Extending Multi-modal Contrastive Representations

Multi-modal contrastive representation (MCR) of more than three modalities is critical in multi-modal learning. Although recent methods showcase impressive achievements, the high dependence on large-scale, high-quality paired data and the expensive training costs limit their further development. Inspired by recent C-MCR, this paper proposes Extending Multimodal Contrastive Representation (Ex-MCR), a training-efficient and paired-data-free method to flexibly learn unified contrastive representation space for more than three modalities by integrating the knowledge of existing MCR spaces. Specifically, Ex-MCR aligns multiple existing MCRs into the same based MCR, which can effectively preserve the original semantic alignment of the based MCR. Besides, we comprehensively enhance the entire learning pipeline for aligning MCR spaces from the perspectives of training data, architecture, and learning objectives. With the preserved original modality alignment and the enhanced space alignment, Ex-MCR shows superior representation learning performance and excellent modality extensibility. To demonstrate the effectiveness of Ex-MCR, we align the MCR spaces of CLAP (audio-text) and ULIP (3D-vision) into the CLIP (vision-text), leveraging the overlapping text and image modality, respectively. Remarkably, without using any paired data, Ex-MCR learns a 3D-image-text-audio unified contrastive representation, and it achieves state-of-the-art performance on audio-visual, 3D-image, audio-text, visual-text retrieval, and 3D object classification tasks. More importantly, extensive qualitative results further demonstrate the emergent semantic alignment between the extended modalities (e.g., audio and 3D), which highlights the great potential of modality extensibility.

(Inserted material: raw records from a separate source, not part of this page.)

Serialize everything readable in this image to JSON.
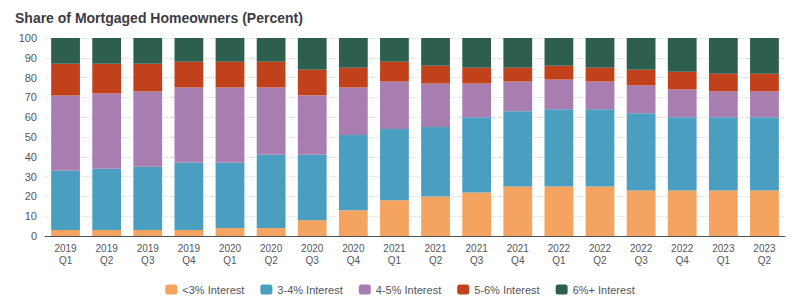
{
  "chart_data": {
    "type": "bar",
    "title": "Share of Mortgaged Homeowners (Percent)",
    "categories": [
      "2019\nQ1",
      "2019\nQ2",
      "2019\nQ3",
      "2019\nQ4",
      "2020\nQ1",
      "2020\nQ2",
      "2020\nQ3",
      "2020\nQ4",
      "2021\nQ1",
      "2021\nQ2",
      "2021\nQ3",
      "2021\nQ4",
      "2022\nQ1",
      "2022\nQ2",
      "2022\nQ3",
      "2022\nQ4",
      "2023\nQ1",
      "2023\nQ2"
    ],
    "series": [
      {
        "name": "<3% Interest",
        "color": "#F4A460",
        "values": [
          3,
          3,
          3,
          3,
          4,
          4,
          8,
          13,
          18,
          20,
          22,
          25,
          25,
          25,
          23,
          23,
          23,
          23
        ]
      },
      {
        "name": "3-4% Interest",
        "color": "#4A9FC0",
        "values": [
          30,
          31,
          32,
          34,
          33,
          37,
          33,
          38,
          36,
          35,
          38,
          38,
          39,
          39,
          39,
          37,
          37,
          37
        ]
      },
      {
        "name": "4-5% Interest",
        "color": "#A87DB0",
        "values": [
          38,
          38,
          38,
          38,
          38,
          34,
          30,
          24,
          24,
          22,
          17,
          15,
          15,
          14,
          14,
          14,
          13,
          13
        ]
      },
      {
        "name": "5-6% Interest",
        "color": "#C0411A",
        "values": [
          16,
          15,
          14,
          13,
          13,
          13,
          13,
          10,
          10,
          9,
          8,
          7,
          7,
          7,
          8,
          9,
          9,
          9
        ]
      },
      {
        "name": "6%+ Interest",
        "color": "#2D5E4E",
        "values": [
          13,
          13,
          13,
          12,
          12,
          12,
          16,
          15,
          12,
          14,
          15,
          15,
          14,
          15,
          16,
          17,
          18,
          18
        ]
      }
    ],
    "stacked": true,
    "ylim": [
      0,
      100
    ],
    "yticks": [
      0,
      10,
      20,
      30,
      40,
      50,
      60,
      70,
      80,
      90,
      100
    ],
    "grid": true,
    "legend": "bottom"
  }
}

翻译：多模态对比表征（MCR）在超过三种模态的场景下对多模态学习至关重要。尽管近期方法取得了令人瞩目的成果，但其对大规模高质量配对数据的高度依赖以及高昂的训练成本限制了进一步发展。受近期C-MCR启发，本文提出扩展多模态对比表征（Ex-MCR），这是一种训练高效且无需配对数据的方法，通过整合现有MCR空间的知识，灵活学习超过三种模态的统一对比表征空间。具体而言，Ex-MCR将多个现有MCR空间对齐到同一基础MCR空间，从而有效保留基础MCR的原始语义对齐。此外，我们从训练数据、架构和学习目标等角度全面增强了MCR空间对齐的整个学习流程。凭借保留的原始模态对齐和增强的空间对齐，Ex-MCR展现了卓越的表征学习性能和出色的模态扩展性。为验证Ex-MCR的有效性，我们分别利用文本与图像模态的重叠，将CLAP（音频-文本）和ULIP（3D-视觉）的MCR空间对齐到CLIP（视觉-文本）空间。值得注意的是，在无需任何配对数据的情况下，Ex-MCR学习到了3D-图像-文本-音频的统一对比表征，并在音频-视觉、3D-图像、音频-文本、视觉-文本检索以及3D物体分类任务上取得了最先进性能。更重要的是，大量定性结果进一步揭示了扩展模态间（如音频与3D）的新兴语义对齐，这凸显了模态扩展性的巨大潜力。